A cette même période, notre Assemblée spirituelle locale d'Edmonds lança un gigantesque projet de proclamation destiné à faire connaître la Foi de Dieu au million d'habitants du Grand Seattle. J'eus la bénédiction d'en être le coordinateur de telle sorte que j'eus le privilège de participer aux réunions d'Assemblée presque tous les soirs, partageant avec ces anges de Dieu nos espoirs, nos projets, et instillant en leurs coeurs bénis de l'enthousiasme pour notre projet. Que d'amour, quelle unité de but et quelle contribution financière

Je rentrais le soir à la maison après avoir parcouru une distance de 60 à 80 km, submergé d'émerveillement et d'étonnement face à la force inhérente à cette cause de Baha'u'llah. Potentiellement, nous les Baha'is avons le pouvoir de surpasser toutes les forces combinées de l'humanité et la clé qui libérera ce pouvoir latent est l'amour, l'unité et la coopération de tout coeur entre tous les amis. Dans cet effort, toutes les barrières intercommunautaires furent détruites et même une ou deux communautés qui au début ne voyaient aucun intérêt à s'impliquer, furent assez vite happées dans les activités fiévreuses de la proclamation.
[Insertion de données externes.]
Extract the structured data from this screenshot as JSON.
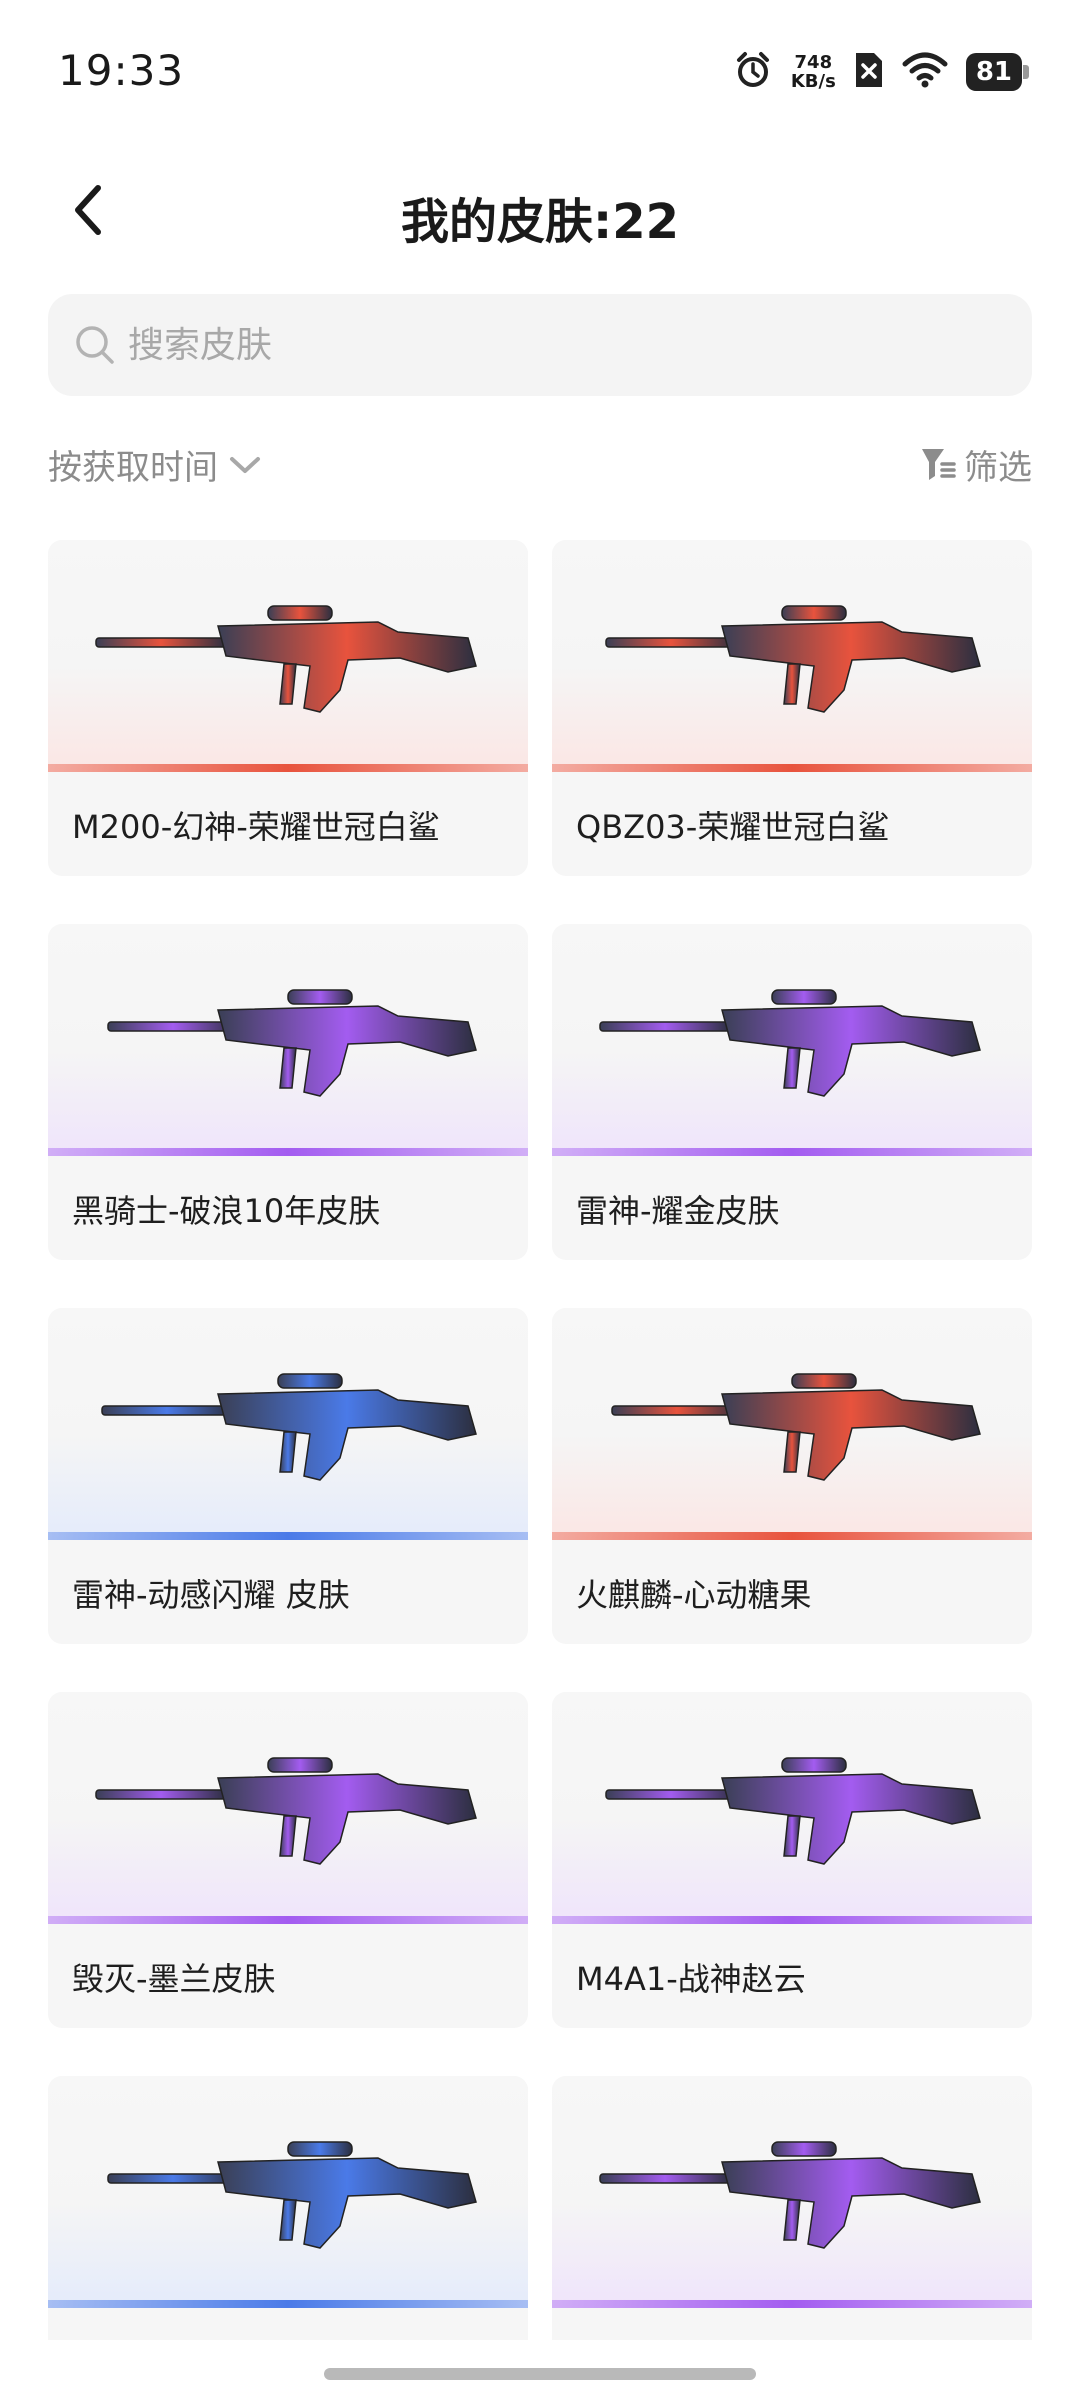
{
  "status_bar": {
    "time": "19:33",
    "speed_value": "748",
    "speed_unit": "KB/s",
    "battery": "81",
    "icons": [
      "alarm-icon",
      "network-speed",
      "sim-off-icon",
      "wifi-icon",
      "battery-icon"
    ]
  },
  "header": {
    "title": "我的皮肤:22",
    "back_icon": "chevron-left-icon"
  },
  "search": {
    "placeholder": "搜索皮肤",
    "value": ""
  },
  "controls": {
    "sort_label": "按获取时间",
    "filter_label": "筛选"
  },
  "colors": {
    "red_rarity": "#e8533d",
    "purple_rarity": "#a35cf0",
    "blue_rarity": "#4a7ae8"
  },
  "skins": [
    {
      "name": "M200-幻神-荣耀世冠白鲨",
      "rarity": "red"
    },
    {
      "name": "QBZ03-荣耀世冠白鲨",
      "rarity": "red"
    },
    {
      "name": "黑骑士-破浪10年皮肤",
      "rarity": "purple"
    },
    {
      "name": "雷神-耀金皮肤",
      "rarity": "purple"
    },
    {
      "name": "雷神-动感闪耀 皮肤",
      "rarity": "blue"
    },
    {
      "name": "火麒麟-心动糖果",
      "rarity": "red"
    },
    {
      "name": "毁灭-墨兰皮肤",
      "rarity": "purple"
    },
    {
      "name": "M4A1-战神赵云",
      "rarity": "purple"
    },
    {
      "name": "",
      "rarity": "blue"
    },
    {
      "name": "",
      "rarity": "purple"
    }
  ]
}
Les baha'is de toute la région, dont certains pour la première fois, eurent un aperçu du caractère universel de notre Foi. Je prie avec ferveur qu'ils ne se laissent plus aller à leur léthargie de provinciaux d'où ils ont émergé pour servir la Foi partout où le dessein divin les placera. Unis, nous les Baha'is avons un levier suffisamment fort pour arracher le monde de ses fondations, mais cela suppose que nous tirions tous dans le même sens. Si l'un tire alors que l'autre pousse, les précieux efforts s'annuleront et seront infructueux. Amour, amour ; unité, unité ; paix, paix !

Nos efforts culminèrent dans une grande réunion dans la salle des spectacles de Seattle, notre conférencière n'étant autre que Florence Mayberry. Mais hélas ! Je ne devais pas être présent à cette apogée d'un projet sur lequel nous avions travaillé si diligemment. Nous avions été informés que notre pèlerinage si longtemps rêvé allait enfin se réaliser. Lorsque la lettre du Centre mondial arriva, nous n'avions que 5 $ sur notre compte à la banque ; nous avions dépensé tout ce que nous gagnions pour la proclamation. Mais intrépides, nous eûmes une fois de plus recours à notre plan de "voyager maintenant et payer plus tard" et nous voilà en route pour la Terre du désir de nos coeurs.